I dubbi maggiori restano quelli relativi al processo di pace, per ora più intenzione che realtà. L'ufficio politico dei talebani a Doha non è ancora stato aperto e la delegazione che farebbe capo a mullah Omar per ora passa pigramente i suoi giorni nella capitale del Qatar rifiutando abboccamenti con gli europei e qualsiasi contatto con gli emissari di Karzai, che pure continua a tender loro la mano, mentre non è chiaro che rapporti si siano intessuti con gli americani. È possibile che aspettino la fine del 2014, ma il tempo sembra aumentare le divisioni nel disomogeneo mondo “talebano”, frazionato in gruppi che hanno agende e strategie diverse. Il percorso di pacificazione potrebbe trarne vantaggio.

Il processo di pace è poi intrecciato ai rapporti coi vicini più importanti: Pakistan e Iran, e in seconda battuta India e Cina. Karzai ha recentemente aperto al Pakistan, dando rassicurazioni sul fatto che Islamabad avrà titolo a partecipare al negoziato di riconciliazione nazionale.
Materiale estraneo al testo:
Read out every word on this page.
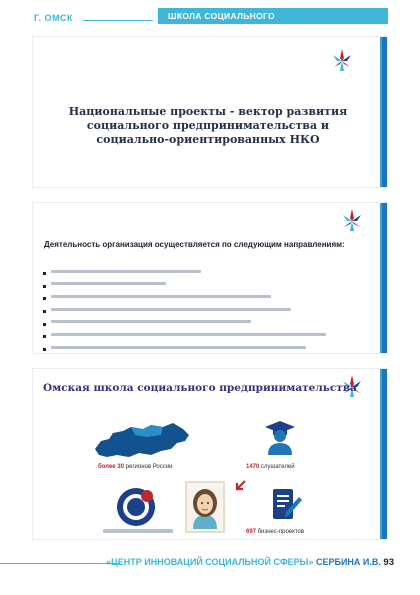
Г. ОМСК	ШКОЛА СОЦИАЛЬНОГО ПРЕДПРИНИМАТЕЛЬСТВА
Национальные проекты - вектор развития
социального предпринимательства и
социально-ориентированных НКО
Деятельность организация осуществляется по следующим направлениям:
Омская школа социального предпринимательства
более 30 регионов России	1470 слушателей
697 бизнес-проектов
«ЦЕНТР ИННОВАЦИЙ СОЦИАЛЬНОЙ СФЕРЫ» СЕРБИНА И.В. 93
Ma se il Pakistan controlla (in modo più o meno diretto) una larga fetta dell'insurrezione afgana – o ha quantomeno capacità di pressione e di indirizzo – anche Teheran può giocare una partita importante (in virtù del controllo che esercita su gruppi di combattenti nell'Ovest del paese).

Anche gli indiani sono molto attivi e considerano il dossier afgano fondamentale negli equilibri con Islamabad. I cinesi, per parte loro, hanno interessi importanti nello sfruttamento delle risorse minerarie e sono orientati a favorire un patto regionale di stabilità. Lo stesso vale del resto per Mosca.

Come sostiene un recente rapporto (Partners for Stability) del German Council on Foreign Relations (DGAP), il tema della cooperazione regionale sarà la chiave di lungo termine per la stabilità dell’Afghanistan dopo il 2014. Per ora, le posizioni degli attori regionali restano distanti e l'avvio del cosiddetto “Processo di Istanbul” non sembra sufficiente a configurare un'arena negoziale o una camera di compensazione/composizione, anche se intanto si registra la crescita del ruolo della Turchia.

Nel frattempo, il boom economico che la capitale sta vivendo e che riguarda soprattutto il settore edilizio ha l'aspetto di un'enorme bolla speculativa (che attira certamente capitali ma ricicla anche i proventi dell'economia illegale). Il rischio è che nel paese, il cui PIL è quasi pari all'aiuto esterno, possa esplodere una crisi economica senza precedenti. Siamo in presenza di un mercato del lavoro - che vede ogni anno l'ingresso di 400mila nuovi soggetti - dominato dal lavoro informale in una cornice connotata da forti diseguaglianze sociali e dove un terzo della popolazione vive ancora in condizione di insicurezza alimentare. La “bomba economia”, piuttosto sottovalutata, rischia di essere insomma il prossimo vero rischio in grado di minare anche il processo di riconciliazione nazionale.